In one of the very old decisions of this court in the case of Gopal Saran v. Sita Devi. 5 Pat LT 560 = (AIR
1924 Pat 69) the question was whether in a suit regarding the rights conferred under a document the court in
exercise of its inherent power could grant ad interim maintenance. It was answered in the negative. The
following observations are relevant:
"As I have already stated this is not an application for maintenance nor is it an application for alimony
pendente lite. So much is admitted by the plaintiff.
XX XX XX
Section 151 of the Code saves the court's inherent power to make such orders as may be necessary for the
ends of justice or to prevent abuse of the process of the court, but I am not aware of any rule of law or equity
which requires, in the interest of justice, that a plaintiff suing to enforce a contract for the payment of money,
where the claim is disputed, should be awarded a portion of the amount claimed before his right has been
established by the suit brought for that purpose".
7. In the instant case, the position is absolutely alike as was the position in the case reported in 5 Pat LT 560 =
(AIR 1924 Pat 69) (supra) -- The plaintiff opposite party wants a share in the family estate and before her
right has been determined, she wants a share to be given to her. Such a prayer could not be allowed.

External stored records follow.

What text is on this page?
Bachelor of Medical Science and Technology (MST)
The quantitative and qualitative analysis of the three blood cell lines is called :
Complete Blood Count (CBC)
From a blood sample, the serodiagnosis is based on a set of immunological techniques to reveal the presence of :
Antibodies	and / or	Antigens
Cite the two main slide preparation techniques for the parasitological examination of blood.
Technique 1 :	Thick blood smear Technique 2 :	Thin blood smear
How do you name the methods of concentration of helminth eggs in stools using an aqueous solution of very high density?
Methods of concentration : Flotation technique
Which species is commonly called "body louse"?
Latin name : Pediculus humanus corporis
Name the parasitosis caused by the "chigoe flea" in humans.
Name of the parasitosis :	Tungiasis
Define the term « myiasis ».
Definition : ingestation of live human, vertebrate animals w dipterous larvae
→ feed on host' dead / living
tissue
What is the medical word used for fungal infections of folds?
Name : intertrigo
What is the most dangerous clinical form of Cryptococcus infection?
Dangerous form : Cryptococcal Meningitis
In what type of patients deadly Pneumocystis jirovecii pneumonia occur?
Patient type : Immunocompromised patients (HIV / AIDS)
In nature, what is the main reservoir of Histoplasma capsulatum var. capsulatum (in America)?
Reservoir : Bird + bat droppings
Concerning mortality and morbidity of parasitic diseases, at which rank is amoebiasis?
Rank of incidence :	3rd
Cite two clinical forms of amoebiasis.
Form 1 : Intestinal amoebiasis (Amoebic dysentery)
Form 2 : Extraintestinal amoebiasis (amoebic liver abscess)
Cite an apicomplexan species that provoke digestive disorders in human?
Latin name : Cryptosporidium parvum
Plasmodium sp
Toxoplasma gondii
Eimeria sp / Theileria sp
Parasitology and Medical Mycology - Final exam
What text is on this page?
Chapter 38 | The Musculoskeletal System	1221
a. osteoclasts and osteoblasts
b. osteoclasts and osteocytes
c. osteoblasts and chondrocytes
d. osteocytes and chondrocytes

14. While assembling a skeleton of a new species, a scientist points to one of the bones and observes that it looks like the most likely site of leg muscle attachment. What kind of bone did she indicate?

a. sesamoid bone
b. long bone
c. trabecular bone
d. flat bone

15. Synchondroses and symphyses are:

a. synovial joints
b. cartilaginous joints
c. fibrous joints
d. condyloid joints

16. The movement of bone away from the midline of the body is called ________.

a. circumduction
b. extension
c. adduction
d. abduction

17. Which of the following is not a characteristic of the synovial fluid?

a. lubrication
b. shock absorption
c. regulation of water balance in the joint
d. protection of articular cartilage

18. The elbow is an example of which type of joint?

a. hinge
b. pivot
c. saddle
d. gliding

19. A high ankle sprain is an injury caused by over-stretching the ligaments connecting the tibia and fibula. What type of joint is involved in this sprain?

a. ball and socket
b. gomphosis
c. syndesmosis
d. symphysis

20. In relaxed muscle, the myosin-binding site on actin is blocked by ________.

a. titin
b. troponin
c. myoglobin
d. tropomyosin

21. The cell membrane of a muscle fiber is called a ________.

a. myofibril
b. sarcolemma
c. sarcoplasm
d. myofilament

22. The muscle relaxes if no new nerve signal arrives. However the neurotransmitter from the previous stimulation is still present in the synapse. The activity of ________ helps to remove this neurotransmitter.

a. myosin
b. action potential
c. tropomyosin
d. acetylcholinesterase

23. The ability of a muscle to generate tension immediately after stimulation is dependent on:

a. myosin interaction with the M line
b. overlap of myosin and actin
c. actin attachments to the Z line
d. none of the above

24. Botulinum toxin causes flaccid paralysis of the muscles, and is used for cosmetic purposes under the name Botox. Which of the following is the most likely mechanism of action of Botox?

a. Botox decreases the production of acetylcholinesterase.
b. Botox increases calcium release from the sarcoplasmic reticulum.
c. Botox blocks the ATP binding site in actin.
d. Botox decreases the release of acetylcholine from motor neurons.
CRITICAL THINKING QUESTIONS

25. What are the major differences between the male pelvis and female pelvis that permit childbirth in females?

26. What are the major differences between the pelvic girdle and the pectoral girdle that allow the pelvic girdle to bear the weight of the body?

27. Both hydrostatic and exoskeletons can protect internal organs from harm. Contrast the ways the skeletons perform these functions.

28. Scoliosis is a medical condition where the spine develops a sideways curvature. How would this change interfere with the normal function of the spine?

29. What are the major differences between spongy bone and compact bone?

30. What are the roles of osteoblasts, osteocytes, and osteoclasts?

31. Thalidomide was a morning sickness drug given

Provisions of Section 151 can be of no help in such a matter. I must, therefore, hold accepting the contention
raised on behalf of the petitioners that order dated the 7th of June, 1962, passed in the aforesaid title suit was
without jurisdiction and the grant of interim maintenance cannot be upheld. That order is accordingly set
aside.
Since the order for grant of interim maintenance is held to be without jurisdiction, the order quantifying the
maintenance is also set aside.
8. Thus the applications are allowed and both the impugned orders are set aside. In the circumstances of the
case, I do not propose to grant any cost.